The front, back, party and kitchen wall all have damp issues. See reference floor plan below.:
I have had multiple companies round, all of which have confirmed there are multiple bridges of the DPC due to the following:
- Cavity walls have wet sand/droppings above DPC level - Fire place hearth in living room is backfilled with coal/sand above DPC level - Fire place removed from dining room by previous owners left hearth in place which is also backfilled with coal/sand above DPC level - Concrete floor in kitchen (1 inch thick) is backfilled with coal and sand above DPC level
Since moving in, I have cleaned the cavity walls out to around 150mm below the internal cavity leaf DPC (one brick lower than the external skin)
I have also removed everything from underneath the hearths in the dining room and living room, with a plan to replace the hearth in the living room with suspended concrete.
I am taking out the concrete and backfill from the kitchen tomorrow and moving back in with parents until all work is complete.
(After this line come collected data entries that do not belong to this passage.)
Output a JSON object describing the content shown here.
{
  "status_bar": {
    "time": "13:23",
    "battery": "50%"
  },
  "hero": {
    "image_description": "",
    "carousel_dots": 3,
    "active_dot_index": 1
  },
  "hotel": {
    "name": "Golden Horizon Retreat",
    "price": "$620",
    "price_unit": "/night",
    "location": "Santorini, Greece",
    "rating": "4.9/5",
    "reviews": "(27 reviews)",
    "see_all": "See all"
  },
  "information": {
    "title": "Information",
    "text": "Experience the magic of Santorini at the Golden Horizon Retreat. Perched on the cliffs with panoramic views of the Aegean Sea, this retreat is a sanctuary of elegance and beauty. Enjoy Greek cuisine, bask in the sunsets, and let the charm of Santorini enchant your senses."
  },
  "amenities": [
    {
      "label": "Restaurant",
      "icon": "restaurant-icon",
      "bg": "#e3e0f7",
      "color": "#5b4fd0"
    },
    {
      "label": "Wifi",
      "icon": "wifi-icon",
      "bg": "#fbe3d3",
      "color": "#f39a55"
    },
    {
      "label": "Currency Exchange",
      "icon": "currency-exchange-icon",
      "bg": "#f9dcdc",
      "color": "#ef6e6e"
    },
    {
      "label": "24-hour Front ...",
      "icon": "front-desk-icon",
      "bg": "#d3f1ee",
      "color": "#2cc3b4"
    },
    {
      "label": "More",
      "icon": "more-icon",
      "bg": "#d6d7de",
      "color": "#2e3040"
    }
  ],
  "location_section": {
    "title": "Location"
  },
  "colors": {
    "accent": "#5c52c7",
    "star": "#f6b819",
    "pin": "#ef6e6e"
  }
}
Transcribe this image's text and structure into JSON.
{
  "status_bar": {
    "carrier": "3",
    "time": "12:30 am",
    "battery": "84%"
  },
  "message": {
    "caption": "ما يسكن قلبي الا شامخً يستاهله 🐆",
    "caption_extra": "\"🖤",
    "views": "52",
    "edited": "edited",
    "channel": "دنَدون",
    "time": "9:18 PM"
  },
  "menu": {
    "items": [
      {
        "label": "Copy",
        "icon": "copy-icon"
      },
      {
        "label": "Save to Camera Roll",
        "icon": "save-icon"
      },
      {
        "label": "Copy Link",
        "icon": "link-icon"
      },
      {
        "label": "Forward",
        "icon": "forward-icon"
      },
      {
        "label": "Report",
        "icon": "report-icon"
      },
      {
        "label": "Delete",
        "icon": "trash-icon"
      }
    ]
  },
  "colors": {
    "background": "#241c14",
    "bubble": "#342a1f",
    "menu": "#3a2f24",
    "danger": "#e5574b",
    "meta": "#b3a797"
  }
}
We have had new airbricks installed (double the amount) with telescopic sleeves
We are reducing external ground levels slightly and putting in some drainage due to being on clay soil. The oversite below joists is lower than external ground level.
I have a joiner on standby ready to replace all ground floors with new pre treated timbers, wrap in DPM at wall bearings and sleeper walls.
I am installing a new chemical DPC at the lowest mortar joint above DPC level just to be on the safe side.
My question however, is now that we have just about removed all the bridging. How do I make good the actual walls?
We have been told that we need to protect against next door neighbour. As its more than likely their chimneys are also backfilled with rubbish and making the party wall at those locations wet. And it has been suggested to install a meshed membrane to the chimneys and walls for this, with plasterboard dot and dabbed on top.
I'm just wondering if there are any other alternatives or advice?
Chemical DPCs are not a failsafe system and are generally only guaranteed to prevent damp rising up the walls when used with proprietary cementitious plasters up to at least 1 to 1.5m because it's impossible to know that the chemicals have penetrated the mortar bed completely. If I wanted to be safe I would want to check that the existing DPC is still in-tact and functioning and if in most places it appears to be broken then I would want to install a new physical DPC in the course above the existing, or perform a patch repair to the existing if it's mostly in-tact. Plasterboard is appropriate because it avoids the issue of water-borne hygroscopic salts coming through from the damp brickwork, though they can migrate through dot and dab so battens are preferable. Consider also other sources of damp beyond the bridged DPC like a leaking subfloor pipe, or a high water table, which are often overlooked.